Faut-il exempter les acides gras trans naturellement présents dans les produits laitiers ?
L’étiquetage des acides gras trans (AGT) devrait également rester volontaire, selon les industriels. EDA rejette donc la demande des eurodéputés, qui veulent que leur mention sur les étiquettes soit obligatoire, en soutenant que « l’apport moyen total d’acides gras trans en Europe ne constitue pas un problème de santé publique ». EDA appelle donc en renfort, là aussi ,la position en 1ère lecture du Conseil des ministres, laquelle s’est déclarée favorable à un étiquetage des AGT sur une base volontaire. Cependant, au cas où cet étiquetage des AGT deviendrait obligatoire, l’industrie demanderait alors que l’on exempte les AGT qui sont naturellement présents dans le lait et les produits laitiers.

La répétition des informations sert-elle le consommateur ?

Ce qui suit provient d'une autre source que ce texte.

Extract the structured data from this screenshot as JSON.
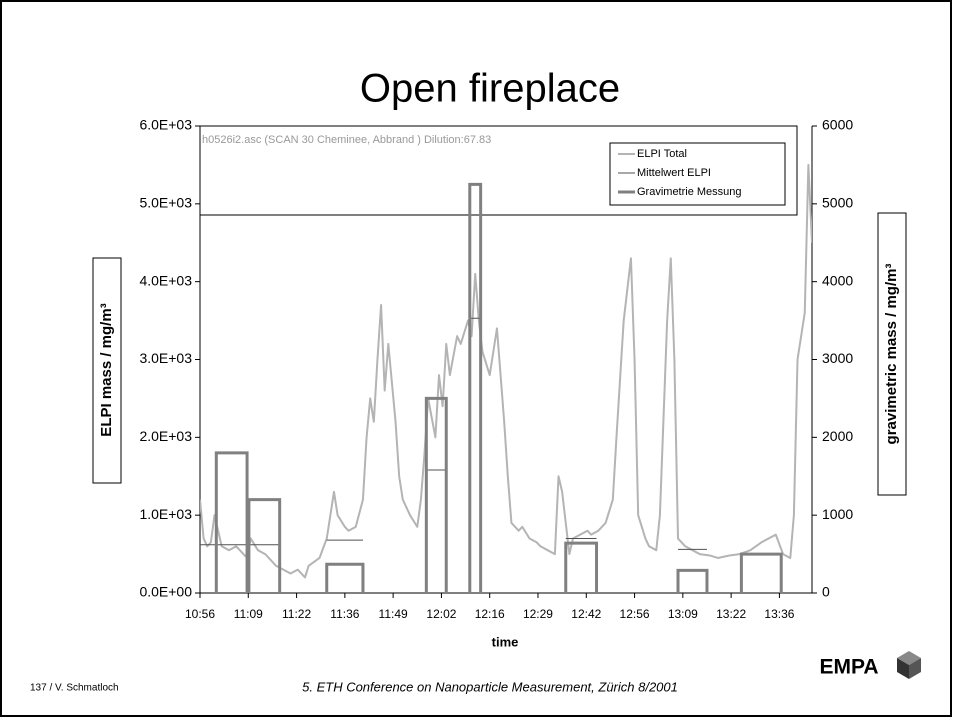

Si l’industrie considère que la déclaration des allergènes sur les étiquettes est d’une importance clé pour la sécurité alimentaire, elle se pose toutefois la question de savoir si la répétition des allergènes dans les listes d’ingrédients des produits contribuerait vraiment à une meilleure information des consommateurs. Là, également, elle rejoint la position du Parlement européen qui réclame lui aussi la suppression de l’étiquetage répétitif des allergènes. L’industrie appuie la position en 1ère lecture du Conseil des ministres qui recommande l’exemption de l’étiquetage des allergènes dans les cas où le nom de l’aliment fait clairement référence à la substance ou le produit concerné (par exemple le lait). Pour ce qui est des produits d’imitation, le lobby des laitiers européens soutient le maintien du cadre législatif existant pour la désignation de ce type d’aliments et rejette toute définition supplémentaire ainsi que l’étiquetage obligatoire des produits d’imitation. Il rejoint donc clairement la position en 1ère lecture du Conseil des ministres, position qui vise à clarifier la disposition d’informations pratiques et équitables en ce qui concerne les produits d’imitation.